Kunci Pengembangan OMAI pada Penggunaan Program JKN

Keberpihakan terhadap OMAI tak hanya dari pemerintah, tetapi juga harus di dukung oleh para dokter yang meresepkan

Tempo

Sabtu, 27 Maret 2021

Keberpihakan terhadap Obat Modern Asli Indonesia (OMAI) untuk masuk dalam program Jaminan Kesehatan Nasional (JKN) terus mendapatkan dukungan. Dukungan tersebut mengemuka dalam Webinar Series ke-2 yang digelar Majelis Wali Amanat Universitas Indonesia (MWA UI) bertema “Ketahanan dan Kemandirian Kesehatan Indonesia” pada Kamis, 25 Maret 2021.

Menteri Riset dan Teknologi/Badan Riset dan Inovasi Nasional (BRIN) Bambang Brodjonegoro mengatakan salah satu prioritas riset nasional adalah OMAI dengan target obat-obatan fitofarmaka atau telah teruji klinis.

Namun untuk mencapai fitofarmaka, menurut Bambang, tidaklah mudah dan memerlukan tahapan yang cukup panjang agar obat aman dikonsumsi dan memiliki efikasi yang memadai sesuai persyaratan dari Badan Pengawasan Obat dan Makanan (BPOM) RI.

“Inilah yang membuat sampai hari ini belum banyak OMAI yang fitofarmaka. Kuncinya harus ada pengadaan dari pemerintah. Produsen ini kan, kalau mau sampai ke fitofarmaka dari OMAI, tadi itu kan riset mahal. Kalau risetnya mahal, pasti berharap return yang besar. Return yang besar kalau ada market yang besar, obat-obat itu harus masuk JKN. Ini yang sampai saat ini belum,” kata menteri bergelar guru besar itu.

“Kalau makin banyak pesanan dari JKN untuk keperluan BPJS dan juga satu lagi yang paling penting kesadaran dari dokter-dokter sendiri. Tentunya kita harapkan kalau sudah lolos uji klinis, dokter-dokter juga punya keberpihakan untuk memakai OMAI itu sendiri,” ujarnya menambahkan. Bambang menekankan, sudah saatnya Indonesia mandiri dalam pengadaan obat-obatan.

Sementara, Wakil Menteri Kesehatan dr Dante Saksono Harbuwono menanggapi bahwa pada dasarnya Kementerian Kesehatan melakukan pendampingan terhadap OMAI melalui beberapa hal yakni mempunyai Good Laboratorium Practice (GLP), Good Manufacturing Practice (GMP), dan Good Clinical Practice (GCP).

“Jadi kalau tiga itu kita lakukan pendampingannya maka tidak ada keraguan. Persis yang disampaikan oleh Pak Bambang Brodjonegoro, bahwa bagaimana keberpihakan kita setelah melakukan pendampingan tiga hal itu, bagaimana kita menggunakan obat-obatan tersebut, obat-obatan tersebut harus ada di listing e-katalog, listing JKN, dan formularium obat-obatan sehingga pemakaiannya lebih baik,” ujar dr. Dante.
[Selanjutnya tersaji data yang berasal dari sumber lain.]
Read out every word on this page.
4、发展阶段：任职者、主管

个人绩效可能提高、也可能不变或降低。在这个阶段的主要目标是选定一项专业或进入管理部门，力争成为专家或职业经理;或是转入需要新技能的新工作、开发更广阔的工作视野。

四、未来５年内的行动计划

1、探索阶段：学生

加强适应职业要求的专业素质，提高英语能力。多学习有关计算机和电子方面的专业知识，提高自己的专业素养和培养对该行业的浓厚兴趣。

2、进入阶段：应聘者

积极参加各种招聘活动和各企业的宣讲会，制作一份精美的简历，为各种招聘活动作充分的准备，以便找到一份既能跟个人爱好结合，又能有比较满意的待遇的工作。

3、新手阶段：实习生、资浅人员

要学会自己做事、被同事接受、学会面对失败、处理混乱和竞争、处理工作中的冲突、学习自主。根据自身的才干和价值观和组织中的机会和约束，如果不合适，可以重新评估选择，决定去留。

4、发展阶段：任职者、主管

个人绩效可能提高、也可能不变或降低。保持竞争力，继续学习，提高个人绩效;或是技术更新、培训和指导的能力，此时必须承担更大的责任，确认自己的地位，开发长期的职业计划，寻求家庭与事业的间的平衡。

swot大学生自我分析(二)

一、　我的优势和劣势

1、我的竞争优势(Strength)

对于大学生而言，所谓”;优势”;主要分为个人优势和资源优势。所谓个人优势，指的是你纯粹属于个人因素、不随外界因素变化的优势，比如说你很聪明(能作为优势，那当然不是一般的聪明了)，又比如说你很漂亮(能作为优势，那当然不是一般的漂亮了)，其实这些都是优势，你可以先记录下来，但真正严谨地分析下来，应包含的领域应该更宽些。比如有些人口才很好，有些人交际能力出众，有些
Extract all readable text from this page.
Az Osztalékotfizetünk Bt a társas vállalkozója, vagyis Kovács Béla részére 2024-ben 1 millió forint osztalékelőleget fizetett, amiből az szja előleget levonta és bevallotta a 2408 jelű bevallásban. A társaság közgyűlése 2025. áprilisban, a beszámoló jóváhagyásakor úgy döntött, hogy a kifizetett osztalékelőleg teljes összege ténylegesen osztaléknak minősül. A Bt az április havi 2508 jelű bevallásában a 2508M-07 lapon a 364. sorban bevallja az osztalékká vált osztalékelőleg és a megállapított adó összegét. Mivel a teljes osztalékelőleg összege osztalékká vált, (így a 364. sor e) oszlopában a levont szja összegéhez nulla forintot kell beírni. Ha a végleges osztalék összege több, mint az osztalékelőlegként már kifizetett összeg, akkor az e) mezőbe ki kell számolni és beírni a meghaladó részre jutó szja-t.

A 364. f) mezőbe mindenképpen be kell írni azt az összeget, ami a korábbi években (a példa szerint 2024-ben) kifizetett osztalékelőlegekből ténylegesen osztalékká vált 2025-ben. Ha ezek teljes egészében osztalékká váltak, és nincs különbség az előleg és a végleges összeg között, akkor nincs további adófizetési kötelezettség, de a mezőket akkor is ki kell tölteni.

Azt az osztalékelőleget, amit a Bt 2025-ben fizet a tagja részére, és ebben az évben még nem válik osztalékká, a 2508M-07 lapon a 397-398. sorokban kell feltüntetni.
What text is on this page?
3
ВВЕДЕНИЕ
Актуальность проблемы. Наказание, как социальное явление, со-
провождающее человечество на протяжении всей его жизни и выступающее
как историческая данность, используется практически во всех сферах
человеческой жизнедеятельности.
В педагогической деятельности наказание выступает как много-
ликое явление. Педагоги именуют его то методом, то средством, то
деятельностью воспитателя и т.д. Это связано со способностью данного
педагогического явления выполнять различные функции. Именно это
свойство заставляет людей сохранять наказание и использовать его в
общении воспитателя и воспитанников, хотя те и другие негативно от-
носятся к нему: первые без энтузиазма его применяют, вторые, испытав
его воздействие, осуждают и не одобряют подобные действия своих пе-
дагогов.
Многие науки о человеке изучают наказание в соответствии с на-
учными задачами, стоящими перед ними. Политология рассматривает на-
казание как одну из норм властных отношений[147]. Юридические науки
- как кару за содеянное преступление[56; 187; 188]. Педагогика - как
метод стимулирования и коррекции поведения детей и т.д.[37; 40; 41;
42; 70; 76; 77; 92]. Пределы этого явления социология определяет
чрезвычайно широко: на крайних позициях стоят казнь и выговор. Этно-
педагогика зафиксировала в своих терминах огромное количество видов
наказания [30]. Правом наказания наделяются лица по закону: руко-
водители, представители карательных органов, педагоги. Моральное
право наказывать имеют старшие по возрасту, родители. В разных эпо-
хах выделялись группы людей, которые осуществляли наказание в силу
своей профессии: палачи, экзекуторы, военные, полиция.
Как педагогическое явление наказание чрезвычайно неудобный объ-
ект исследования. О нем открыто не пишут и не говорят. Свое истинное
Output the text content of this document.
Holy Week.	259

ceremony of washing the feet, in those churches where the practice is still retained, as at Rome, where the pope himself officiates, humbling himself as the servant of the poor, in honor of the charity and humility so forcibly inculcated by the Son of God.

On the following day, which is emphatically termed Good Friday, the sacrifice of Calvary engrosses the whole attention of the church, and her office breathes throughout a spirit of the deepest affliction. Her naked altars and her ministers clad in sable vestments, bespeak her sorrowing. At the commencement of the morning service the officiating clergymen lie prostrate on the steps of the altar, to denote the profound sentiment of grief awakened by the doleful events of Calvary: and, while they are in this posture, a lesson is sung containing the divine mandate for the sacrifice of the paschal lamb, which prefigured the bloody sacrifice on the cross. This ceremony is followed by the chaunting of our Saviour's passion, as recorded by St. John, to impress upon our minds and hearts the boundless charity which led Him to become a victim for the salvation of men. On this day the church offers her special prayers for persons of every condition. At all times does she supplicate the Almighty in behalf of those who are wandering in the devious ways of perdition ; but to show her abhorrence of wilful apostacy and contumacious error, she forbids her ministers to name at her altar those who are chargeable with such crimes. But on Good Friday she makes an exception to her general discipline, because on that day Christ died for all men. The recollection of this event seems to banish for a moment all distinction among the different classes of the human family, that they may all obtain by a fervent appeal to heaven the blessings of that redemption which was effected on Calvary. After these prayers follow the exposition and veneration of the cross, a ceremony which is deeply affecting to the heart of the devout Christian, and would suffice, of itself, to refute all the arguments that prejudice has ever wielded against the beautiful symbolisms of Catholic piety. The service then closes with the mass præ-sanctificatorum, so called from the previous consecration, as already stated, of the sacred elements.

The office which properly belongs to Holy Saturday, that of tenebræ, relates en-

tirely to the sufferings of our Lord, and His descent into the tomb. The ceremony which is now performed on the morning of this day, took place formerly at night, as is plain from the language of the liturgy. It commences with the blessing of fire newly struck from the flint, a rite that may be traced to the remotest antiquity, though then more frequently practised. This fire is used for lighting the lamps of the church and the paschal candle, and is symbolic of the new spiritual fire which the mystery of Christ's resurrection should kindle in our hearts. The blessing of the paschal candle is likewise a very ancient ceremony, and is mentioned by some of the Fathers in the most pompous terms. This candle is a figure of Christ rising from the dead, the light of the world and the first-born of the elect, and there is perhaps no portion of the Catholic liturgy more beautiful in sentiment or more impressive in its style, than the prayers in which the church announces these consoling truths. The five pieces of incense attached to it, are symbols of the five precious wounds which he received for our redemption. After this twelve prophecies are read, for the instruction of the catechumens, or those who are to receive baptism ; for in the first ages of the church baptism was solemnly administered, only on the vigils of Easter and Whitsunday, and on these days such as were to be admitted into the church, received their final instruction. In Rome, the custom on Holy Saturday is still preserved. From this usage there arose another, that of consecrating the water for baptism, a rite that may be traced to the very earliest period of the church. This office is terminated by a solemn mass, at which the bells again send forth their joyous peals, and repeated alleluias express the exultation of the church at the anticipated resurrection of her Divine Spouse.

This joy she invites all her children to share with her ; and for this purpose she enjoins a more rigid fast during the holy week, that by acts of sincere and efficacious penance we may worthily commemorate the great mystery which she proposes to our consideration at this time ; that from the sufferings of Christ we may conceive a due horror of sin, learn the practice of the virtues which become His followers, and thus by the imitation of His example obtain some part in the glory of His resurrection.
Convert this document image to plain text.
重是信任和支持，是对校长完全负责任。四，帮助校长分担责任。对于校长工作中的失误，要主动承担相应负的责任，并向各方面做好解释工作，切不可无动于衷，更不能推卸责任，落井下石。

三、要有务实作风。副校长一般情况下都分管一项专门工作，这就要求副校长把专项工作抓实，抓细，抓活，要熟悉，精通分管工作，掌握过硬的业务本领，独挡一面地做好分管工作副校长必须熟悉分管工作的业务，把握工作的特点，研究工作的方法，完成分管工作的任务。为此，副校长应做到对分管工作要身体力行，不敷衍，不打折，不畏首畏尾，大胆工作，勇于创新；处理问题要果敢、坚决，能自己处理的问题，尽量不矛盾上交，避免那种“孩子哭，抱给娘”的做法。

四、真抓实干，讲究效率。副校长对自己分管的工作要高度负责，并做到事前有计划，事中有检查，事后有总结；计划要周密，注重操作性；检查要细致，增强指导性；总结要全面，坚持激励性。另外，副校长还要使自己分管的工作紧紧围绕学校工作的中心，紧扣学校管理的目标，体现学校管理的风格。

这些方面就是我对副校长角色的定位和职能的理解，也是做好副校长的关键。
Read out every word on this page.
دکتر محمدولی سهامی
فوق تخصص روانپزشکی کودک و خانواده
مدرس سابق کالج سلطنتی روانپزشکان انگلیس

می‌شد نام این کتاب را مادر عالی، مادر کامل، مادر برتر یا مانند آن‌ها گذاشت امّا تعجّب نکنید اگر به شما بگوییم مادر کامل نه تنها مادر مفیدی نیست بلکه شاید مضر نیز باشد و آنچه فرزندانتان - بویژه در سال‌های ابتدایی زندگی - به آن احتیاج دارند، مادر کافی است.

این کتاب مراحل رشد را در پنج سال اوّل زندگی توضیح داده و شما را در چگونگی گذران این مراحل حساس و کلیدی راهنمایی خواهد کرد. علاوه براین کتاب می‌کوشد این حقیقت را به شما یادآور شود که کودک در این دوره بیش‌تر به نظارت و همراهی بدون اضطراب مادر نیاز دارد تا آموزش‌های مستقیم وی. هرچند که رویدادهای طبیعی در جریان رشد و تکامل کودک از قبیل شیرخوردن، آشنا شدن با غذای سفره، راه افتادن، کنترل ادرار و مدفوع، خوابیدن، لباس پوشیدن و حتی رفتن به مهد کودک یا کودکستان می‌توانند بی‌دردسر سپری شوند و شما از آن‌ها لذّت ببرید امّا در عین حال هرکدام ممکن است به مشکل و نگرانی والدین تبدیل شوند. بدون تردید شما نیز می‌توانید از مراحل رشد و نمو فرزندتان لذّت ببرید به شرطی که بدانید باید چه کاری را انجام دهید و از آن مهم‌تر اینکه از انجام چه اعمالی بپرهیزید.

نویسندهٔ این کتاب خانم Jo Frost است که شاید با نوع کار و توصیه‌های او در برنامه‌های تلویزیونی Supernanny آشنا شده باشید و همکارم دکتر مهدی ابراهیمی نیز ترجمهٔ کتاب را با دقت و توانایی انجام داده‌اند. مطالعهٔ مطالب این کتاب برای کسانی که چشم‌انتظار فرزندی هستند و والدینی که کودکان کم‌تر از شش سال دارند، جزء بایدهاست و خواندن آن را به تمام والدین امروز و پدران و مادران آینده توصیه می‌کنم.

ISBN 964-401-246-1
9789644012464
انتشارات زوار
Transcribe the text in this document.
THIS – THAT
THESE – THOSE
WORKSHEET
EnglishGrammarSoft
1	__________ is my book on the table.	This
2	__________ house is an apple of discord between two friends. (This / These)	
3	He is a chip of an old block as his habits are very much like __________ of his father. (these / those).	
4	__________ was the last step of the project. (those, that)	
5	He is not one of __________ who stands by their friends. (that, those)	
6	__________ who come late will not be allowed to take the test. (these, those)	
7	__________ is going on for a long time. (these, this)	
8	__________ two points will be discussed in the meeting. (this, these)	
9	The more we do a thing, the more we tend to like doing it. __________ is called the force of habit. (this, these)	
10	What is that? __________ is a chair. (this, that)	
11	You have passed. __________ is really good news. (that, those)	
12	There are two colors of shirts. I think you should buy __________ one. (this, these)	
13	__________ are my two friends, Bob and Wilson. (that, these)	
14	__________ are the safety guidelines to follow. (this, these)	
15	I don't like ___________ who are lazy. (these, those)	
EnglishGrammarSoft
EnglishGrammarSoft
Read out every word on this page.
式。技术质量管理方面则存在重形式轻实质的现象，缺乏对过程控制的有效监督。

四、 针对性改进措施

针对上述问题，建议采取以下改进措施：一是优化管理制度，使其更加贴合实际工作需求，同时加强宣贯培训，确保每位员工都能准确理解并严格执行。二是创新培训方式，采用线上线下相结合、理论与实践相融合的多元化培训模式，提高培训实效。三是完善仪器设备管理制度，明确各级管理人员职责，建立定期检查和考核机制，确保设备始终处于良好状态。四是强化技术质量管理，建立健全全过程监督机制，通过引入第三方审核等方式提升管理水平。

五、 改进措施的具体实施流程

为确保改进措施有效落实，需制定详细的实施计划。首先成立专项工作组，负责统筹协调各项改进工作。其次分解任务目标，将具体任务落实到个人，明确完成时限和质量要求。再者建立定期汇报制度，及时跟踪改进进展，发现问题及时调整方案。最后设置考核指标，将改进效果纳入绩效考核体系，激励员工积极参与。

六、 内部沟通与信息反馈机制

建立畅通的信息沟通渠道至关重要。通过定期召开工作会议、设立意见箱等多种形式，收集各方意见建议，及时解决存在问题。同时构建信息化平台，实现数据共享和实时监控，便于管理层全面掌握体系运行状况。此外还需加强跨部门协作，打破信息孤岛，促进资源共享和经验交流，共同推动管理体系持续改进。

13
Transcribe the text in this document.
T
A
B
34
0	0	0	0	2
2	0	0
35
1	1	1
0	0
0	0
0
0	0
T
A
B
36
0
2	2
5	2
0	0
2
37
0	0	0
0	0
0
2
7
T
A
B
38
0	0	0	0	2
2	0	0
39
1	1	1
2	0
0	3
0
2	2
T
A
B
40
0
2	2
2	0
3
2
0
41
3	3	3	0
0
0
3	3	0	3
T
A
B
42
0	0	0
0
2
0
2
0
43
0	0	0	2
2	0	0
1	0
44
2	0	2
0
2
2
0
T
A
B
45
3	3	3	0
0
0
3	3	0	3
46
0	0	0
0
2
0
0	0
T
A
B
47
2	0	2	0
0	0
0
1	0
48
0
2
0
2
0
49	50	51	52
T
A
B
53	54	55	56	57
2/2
Pimpinan Dexa Group Bapak Ferry A Soetikno menyampaikan pembelajaran dari Covid-19 terkait masalah supply shock yang terjadi pada awal 2020 sampai dengan pertengahan 2020, di mana kita melakukan impor bahan baku obat dari mancanegara.

“Itulah kata kunci yang harus disepakati bahwa urgensi untuk membangun kemandirian ini tidak bisa ditawar lagi, urgensi ini bisa dibangun bersama,” ucap Ferry.

Urgensi ini yang kemudian diwujudkan Dexa Group sejak awal tahun 2000 dengan membangun industri bahan baku obat herbal di Indonesia. Dexa Group telah mengembangkan bahan baku obat herbal dari biodiversitas yang hanya ada di Indonesia dengan basis riset dan juga didukung dengan medical evidence based.

Beberapa obat fitofarmaka yang dihasilkan Dexa Group adalah Stimuno berbahan baku meniran untuk imunomodulator, Inlacin berbahan baku kayu manis dan daun bungur untuk pasien diabetes, Redacid berbahan baku kayu manis sebagai obat gangguan lambung, dan Disolf berbahan baku cacing tanah sebagai obat untuk memperlancar sirkulasi darah.